Como uma cama de papel.

Desenrolo-me e enrolo-me, fundo-me nos lençóis, até me aglomerar da ausência dos lençóis: o lençol já me rejeitou, tão cansado dos meus pontapés; e a manta (confusa entre ser tecido espalhado no chão ou meio tecido que se desagua do colchão) está como prisioneira das bordas da minha cama, na espera de fugir. Não arrefece os meus desejos de quentura. Completamente ausente da esperança de me atar em sono, desfaço o nó que me liga à acção, rejeitando qualquer vontade de movimento.  O meu caderno, onde efectuo diversos registos de gritos da alma, parece germinar em palavras, assim, despido, deixado ao acaso, aberto em qualquer página de letras sangradas à força de empenho em bater em alguém. A meu lado direito, o caderno parece mais desassossegado do que eu. De olhos fixos em mim, branco, pede-me para o pintar. Quase que me parece suspirar ao ouvido tenho mais páginas em mim, magoa-me como se eu fosse o propósito da tua (des)concertação. E eu, nu, na sintonia dos silêncios da noite, imagino-me repleto de folhas escritas à mão, leves como o beijo de uma boca e quase quentes como ela. Há uma conspiração para eu não me esquecer de tudo isto que transpira em mim, que me maltrata em machadadas de palavras. Como uma vírgula às vezes pode ser tão mais difícil que as olheiras de amanhã...

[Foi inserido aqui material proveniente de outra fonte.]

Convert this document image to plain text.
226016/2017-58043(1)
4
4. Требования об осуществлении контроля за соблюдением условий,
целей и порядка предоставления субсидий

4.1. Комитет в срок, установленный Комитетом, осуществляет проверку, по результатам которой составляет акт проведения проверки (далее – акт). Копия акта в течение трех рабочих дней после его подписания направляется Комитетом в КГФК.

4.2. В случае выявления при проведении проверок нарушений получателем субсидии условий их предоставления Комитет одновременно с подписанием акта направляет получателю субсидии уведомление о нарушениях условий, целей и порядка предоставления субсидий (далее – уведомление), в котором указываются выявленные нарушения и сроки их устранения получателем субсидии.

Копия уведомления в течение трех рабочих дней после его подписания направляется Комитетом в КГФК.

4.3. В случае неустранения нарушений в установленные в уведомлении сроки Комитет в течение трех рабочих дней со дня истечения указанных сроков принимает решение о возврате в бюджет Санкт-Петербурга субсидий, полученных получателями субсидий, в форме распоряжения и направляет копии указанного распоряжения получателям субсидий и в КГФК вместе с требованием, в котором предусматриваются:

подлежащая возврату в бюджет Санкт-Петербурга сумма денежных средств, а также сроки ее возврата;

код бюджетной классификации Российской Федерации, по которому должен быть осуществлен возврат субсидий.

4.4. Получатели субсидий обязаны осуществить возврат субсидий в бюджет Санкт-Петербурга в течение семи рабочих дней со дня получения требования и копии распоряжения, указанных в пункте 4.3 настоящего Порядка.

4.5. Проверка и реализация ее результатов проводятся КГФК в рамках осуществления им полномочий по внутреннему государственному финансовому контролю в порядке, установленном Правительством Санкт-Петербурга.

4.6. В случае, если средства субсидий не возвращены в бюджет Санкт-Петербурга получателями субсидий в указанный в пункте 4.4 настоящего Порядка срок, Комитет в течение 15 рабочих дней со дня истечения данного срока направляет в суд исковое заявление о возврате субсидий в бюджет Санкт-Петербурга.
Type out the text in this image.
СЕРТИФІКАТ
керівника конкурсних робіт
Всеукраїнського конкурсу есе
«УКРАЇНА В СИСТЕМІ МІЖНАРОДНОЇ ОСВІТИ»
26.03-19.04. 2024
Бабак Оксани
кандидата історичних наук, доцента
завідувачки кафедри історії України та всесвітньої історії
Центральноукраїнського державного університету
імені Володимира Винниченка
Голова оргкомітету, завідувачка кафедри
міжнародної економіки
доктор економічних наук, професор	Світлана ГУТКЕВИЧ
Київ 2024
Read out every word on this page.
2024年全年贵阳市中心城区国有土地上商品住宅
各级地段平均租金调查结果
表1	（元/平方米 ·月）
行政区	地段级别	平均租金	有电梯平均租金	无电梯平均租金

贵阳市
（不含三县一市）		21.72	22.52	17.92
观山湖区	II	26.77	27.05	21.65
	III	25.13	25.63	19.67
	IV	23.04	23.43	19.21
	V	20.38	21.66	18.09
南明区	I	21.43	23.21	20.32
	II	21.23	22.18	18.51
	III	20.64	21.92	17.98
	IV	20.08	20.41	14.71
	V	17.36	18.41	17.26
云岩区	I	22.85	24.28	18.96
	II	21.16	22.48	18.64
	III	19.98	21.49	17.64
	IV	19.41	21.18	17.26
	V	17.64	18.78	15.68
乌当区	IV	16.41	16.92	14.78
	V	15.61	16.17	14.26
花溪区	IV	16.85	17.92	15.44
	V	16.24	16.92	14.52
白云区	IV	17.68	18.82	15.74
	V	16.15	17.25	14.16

Tenho o corpo cheio de expressões idiomáticas, cobrem-me como se fossem o manto, revestem-me como se fossem o fumo sujo de nuvens de cigarro à minha volta. E quase perco a esperança de me antever noutro cenário que não este, quase me deixo escapar à tentação de negar o sono. Aqui, nesta floresta que é só um quarto, cada erva que cresce é um poema em forma de vulcão onde todas as estações de comboio podem rumar a qualquer estação no poder da liberdade. Tenho o meu corpo ocupado com rasuras e feridas e amores que eu trinquei na tarde que adormecia ao pôr-do-sol. Tenho em mim todos os recantos das memórias que me consomem em isqueiro aceso, todos os conselhos das viagens que já fiz e dos passos na solidão com os outros e comigo. E, brilhando como as estrelas, como um sonho, as folhas quase parecem dizer não te preocupes, amanhã vai estar tudo bem.